Villa pre-napoleonica e comune contemporaneo, corrispondente all'attuale centro con questo nome. Sorge come casale attorno ad una chiesa dedicata a S. Maria, ed è citato come "S. Maria in Trillio" o "de Trodio" per la prima volta nel 1204 tra i possessi di S. Giovanni in Venere. Non compare però nelle tassazioni angioine, forse perché considerato casale di S. Vito, altro possesso abbaziale. Infatti, potrebbe essere identificato con "Trigium (o Frigium) casal S. Viti" della prima tassazione aragonese del 1443-7. Disabitato, riemerge definitivamente nel 1561. In quanto antico feudo, il suo territorio è sempre distinto da quello di Lanciano, ma non è compreso fra i feudi nel cedolario del 1669. Toponimo.

Civile
  • -XIII sec.: ?
  • XIII sec.-1443: Treglio, casale di S. Vito ?

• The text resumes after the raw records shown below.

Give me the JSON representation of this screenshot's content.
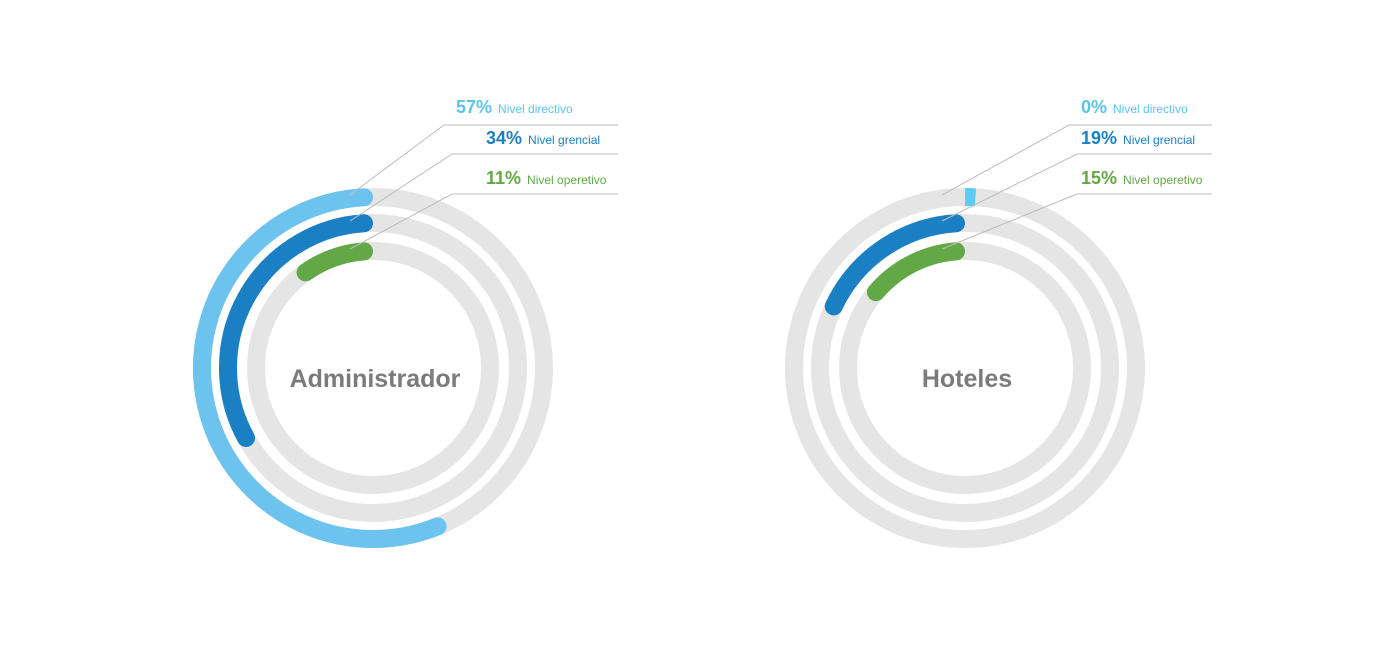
{
  "colors": {
    "track": "#e5e5e5",
    "leader": "#bdbdbd",
    "center_text": "#7b7b7b"
  },
  "chart_data": [
    {
      "type": "radial-bar",
      "title": "Administrador",
      "series": [
        {
          "name": "Nivel directivo",
          "value": 57,
          "value_label": "57%",
          "color": "#6cc3ee",
          "text_color": "#5bc3ea"
        },
        {
          "name": "Nivel grencial",
          "value": 34,
          "value_label": "34%",
          "color": "#1b7fc4",
          "text_color": "#1b7fc4"
        },
        {
          "name": "Nivel operetivo",
          "value": 11,
          "value_label": "11%",
          "color": "#62a846",
          "text_color": "#62a846"
        }
      ]
    },
    {
      "type": "radial-bar",
      "title": "Hoteles",
      "series": [
        {
          "name": "Nivel directivo",
          "value": 0,
          "value_label": "0%",
          "color": "#5bcdf2",
          "text_color": "#5bc3ea"
        },
        {
          "name": "Nivel grencial",
          "value": 19,
          "value_label": "19%",
          "color": "#1b7fc4",
          "text_color": "#1b7fc4"
        },
        {
          "name": "Nivel operetivo",
          "value": 15,
          "value_label": "15%",
          "color": "#62a846",
          "text_color": "#62a846"
        }
      ]
    }
  ]
}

  • 1443-1468: Università di Treglio, Casale di S. Vito ?
  • 1468-1561: Feudo di Treglio ?
  • 1561-1807: Università di (Villa) Treglio.
  • 1807-1811: Aggr. al Governo di Lanciano.
  • 1811-oggi: Comune di Treglio.
  • Provincia: Chieti (-oggi).
  • Distretto/Circondario: Lanciano (1807-1927).
  • Circondario/Mandamento: S. Vito (Chietino) (1811-1891), Lanciano (1891-1927).
  • Feudo: S. Giovanni in Venere (-1441), Univ. di Lanciano (1441-1570), Vescovo di Ortona per il civile, Univ. di Lanciano per il criminale (1570-1806).

Ecclesiastico
  • Diocesi: nullius di s. Giovanni in Venere (-1570), Ortona (1570-1818), Lanciano (1818-oggi).
  • Parrocchia: S. Maria A. (-oggi).